June 25, 2005|From a Times Staff Writer

Billy Bauer, a jazz guitarist who played with Woody Herman's First Herd band in the 1940s and later with bands led by Tommy Dorsey, Benny Goodman and Jack Teagarden, has died. He was 89.

Bauer, who lived in Albertson, N.Y., died June 17 of complications from pneumonia, said his daughter, Pamela.

The Bronx-born Bauer, who first played banjo and then switched to guitar, was most closely associated with pianist Lennie Tristano, playing in his ensembles beginning in the 1940s. "Lennie was very fortunate to encounter guitarist Billy Bauer shortly after his move to the East Coast," Terry Martin wrote in the liner notes for "Intuition," the Tristano album with saxophonist Warne Marsh that was reissued in 1996.

Ben Ratliff, writing in the New York Times when "Intuition" was reissued, said the pieces featuring Lee Konitz on alto sax and Bauer on guitar "have a prickly, tentative beauty. They nearly fall apart in places, but you feel their daring as a chill wind."
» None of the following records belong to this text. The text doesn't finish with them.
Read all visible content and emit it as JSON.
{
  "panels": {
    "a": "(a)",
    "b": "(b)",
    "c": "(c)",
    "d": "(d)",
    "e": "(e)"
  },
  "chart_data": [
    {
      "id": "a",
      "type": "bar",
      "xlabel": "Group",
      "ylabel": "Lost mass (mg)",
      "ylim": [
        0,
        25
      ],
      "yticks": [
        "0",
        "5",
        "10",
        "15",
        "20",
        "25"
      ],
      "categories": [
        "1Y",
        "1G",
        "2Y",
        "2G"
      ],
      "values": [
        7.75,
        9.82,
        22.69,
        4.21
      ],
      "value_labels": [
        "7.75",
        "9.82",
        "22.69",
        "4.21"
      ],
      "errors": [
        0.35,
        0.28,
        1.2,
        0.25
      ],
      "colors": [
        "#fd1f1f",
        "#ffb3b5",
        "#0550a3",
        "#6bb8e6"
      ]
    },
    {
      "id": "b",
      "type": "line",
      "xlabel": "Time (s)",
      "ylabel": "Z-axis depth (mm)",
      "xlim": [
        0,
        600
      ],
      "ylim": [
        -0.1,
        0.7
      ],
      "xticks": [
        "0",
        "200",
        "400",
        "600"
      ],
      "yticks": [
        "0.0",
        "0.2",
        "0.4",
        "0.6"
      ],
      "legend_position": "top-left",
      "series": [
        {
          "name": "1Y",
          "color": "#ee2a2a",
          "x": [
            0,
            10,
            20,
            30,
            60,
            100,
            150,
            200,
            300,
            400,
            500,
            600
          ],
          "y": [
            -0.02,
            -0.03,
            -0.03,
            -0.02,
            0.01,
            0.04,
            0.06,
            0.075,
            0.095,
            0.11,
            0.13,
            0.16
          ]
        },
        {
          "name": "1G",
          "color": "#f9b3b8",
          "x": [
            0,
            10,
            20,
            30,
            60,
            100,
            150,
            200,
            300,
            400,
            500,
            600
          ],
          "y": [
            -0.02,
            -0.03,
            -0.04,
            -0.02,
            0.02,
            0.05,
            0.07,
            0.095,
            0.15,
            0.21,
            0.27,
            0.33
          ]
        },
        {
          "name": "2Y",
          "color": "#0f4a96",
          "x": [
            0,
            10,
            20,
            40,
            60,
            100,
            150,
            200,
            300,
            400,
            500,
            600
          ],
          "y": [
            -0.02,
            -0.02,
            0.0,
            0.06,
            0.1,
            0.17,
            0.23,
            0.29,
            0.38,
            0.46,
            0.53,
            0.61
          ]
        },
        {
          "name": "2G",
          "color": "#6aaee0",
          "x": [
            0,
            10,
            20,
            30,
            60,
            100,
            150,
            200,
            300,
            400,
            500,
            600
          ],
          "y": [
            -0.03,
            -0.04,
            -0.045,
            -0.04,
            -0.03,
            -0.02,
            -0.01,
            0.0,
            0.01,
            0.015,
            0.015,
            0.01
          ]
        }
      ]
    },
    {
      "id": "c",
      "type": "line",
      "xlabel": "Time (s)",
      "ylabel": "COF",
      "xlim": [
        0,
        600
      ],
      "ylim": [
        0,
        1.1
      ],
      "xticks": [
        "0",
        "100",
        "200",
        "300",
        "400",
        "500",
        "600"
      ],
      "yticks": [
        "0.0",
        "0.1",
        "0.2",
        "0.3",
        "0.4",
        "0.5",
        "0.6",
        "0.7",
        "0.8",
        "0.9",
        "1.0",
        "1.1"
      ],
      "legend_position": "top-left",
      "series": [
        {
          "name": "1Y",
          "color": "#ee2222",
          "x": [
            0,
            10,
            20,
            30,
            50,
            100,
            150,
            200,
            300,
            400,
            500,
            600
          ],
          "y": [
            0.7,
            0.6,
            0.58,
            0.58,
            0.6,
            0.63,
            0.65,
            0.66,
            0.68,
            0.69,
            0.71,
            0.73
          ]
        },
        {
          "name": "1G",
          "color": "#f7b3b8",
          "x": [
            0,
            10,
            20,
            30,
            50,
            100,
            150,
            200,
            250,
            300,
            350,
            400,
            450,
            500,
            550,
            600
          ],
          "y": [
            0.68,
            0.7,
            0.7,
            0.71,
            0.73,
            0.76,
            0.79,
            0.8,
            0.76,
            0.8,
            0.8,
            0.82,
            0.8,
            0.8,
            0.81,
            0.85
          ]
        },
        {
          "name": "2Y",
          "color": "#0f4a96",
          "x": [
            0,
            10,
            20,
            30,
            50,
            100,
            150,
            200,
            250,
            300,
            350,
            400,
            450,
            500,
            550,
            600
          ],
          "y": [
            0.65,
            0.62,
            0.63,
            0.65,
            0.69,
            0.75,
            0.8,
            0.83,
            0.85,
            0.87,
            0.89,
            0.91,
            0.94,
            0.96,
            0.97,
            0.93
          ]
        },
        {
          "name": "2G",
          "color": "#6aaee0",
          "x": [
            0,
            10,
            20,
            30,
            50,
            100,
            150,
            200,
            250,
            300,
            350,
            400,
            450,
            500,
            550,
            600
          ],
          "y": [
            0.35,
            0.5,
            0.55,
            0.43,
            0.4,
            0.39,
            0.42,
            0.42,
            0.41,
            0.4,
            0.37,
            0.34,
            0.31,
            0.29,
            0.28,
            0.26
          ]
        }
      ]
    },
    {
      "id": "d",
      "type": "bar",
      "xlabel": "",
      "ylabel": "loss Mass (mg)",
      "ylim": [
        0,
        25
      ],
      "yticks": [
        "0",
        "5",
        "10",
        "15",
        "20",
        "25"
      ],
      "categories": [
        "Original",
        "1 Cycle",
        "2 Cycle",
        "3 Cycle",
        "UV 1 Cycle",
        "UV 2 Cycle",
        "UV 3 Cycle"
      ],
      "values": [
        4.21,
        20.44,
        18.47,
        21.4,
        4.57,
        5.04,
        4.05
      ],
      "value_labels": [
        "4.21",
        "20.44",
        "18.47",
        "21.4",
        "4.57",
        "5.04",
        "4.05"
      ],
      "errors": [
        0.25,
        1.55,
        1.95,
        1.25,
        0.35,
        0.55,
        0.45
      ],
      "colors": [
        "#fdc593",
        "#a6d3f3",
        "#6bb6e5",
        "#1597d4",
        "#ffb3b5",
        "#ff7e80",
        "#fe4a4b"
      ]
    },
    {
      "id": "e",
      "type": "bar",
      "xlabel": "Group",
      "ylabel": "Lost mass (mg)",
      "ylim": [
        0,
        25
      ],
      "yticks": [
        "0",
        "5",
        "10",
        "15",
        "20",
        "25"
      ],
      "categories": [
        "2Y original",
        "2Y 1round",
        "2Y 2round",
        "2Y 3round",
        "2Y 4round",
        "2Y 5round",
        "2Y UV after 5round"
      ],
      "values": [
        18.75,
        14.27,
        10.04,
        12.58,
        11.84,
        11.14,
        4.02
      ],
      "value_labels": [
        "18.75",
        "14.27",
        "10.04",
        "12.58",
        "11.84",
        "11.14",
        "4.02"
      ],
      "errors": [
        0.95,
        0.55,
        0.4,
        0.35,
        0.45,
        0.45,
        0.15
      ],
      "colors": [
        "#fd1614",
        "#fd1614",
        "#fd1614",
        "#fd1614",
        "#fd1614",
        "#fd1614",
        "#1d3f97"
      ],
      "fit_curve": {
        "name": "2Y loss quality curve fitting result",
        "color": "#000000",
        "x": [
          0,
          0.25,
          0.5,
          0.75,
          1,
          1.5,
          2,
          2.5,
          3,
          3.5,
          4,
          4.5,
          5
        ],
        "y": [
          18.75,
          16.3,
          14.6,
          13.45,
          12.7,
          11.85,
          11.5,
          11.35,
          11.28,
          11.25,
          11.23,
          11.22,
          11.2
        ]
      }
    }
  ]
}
Bauer recorded with many others, including J.J. Johnson and Kai Winding; Charlie Parker; and Bobby Hackett and Teagarden. He played in Europe with Goodman in the 1950s.

While playing with the Herd, Bauer improvised the solo features of "Billy Bauer's Tune," later called "Pam."

Bauer's "Plectrist" album, the only studio album recorded under his own name, was released in 1956. He founded a company to publish his compositions and those of others, including Konitz and Marsh.

Until shortly before his death, he taught at the Billy Bauer Guitar School in Roslyn Heights on Long Island. In the 1940s, he taught at the New England Conservatory of Modern Music, and in the 1950s, he played with the NBC staff orchestra. His autobiography, "Sideman," was published in 1997.

In addition to his daughter, he is survived by a son, William.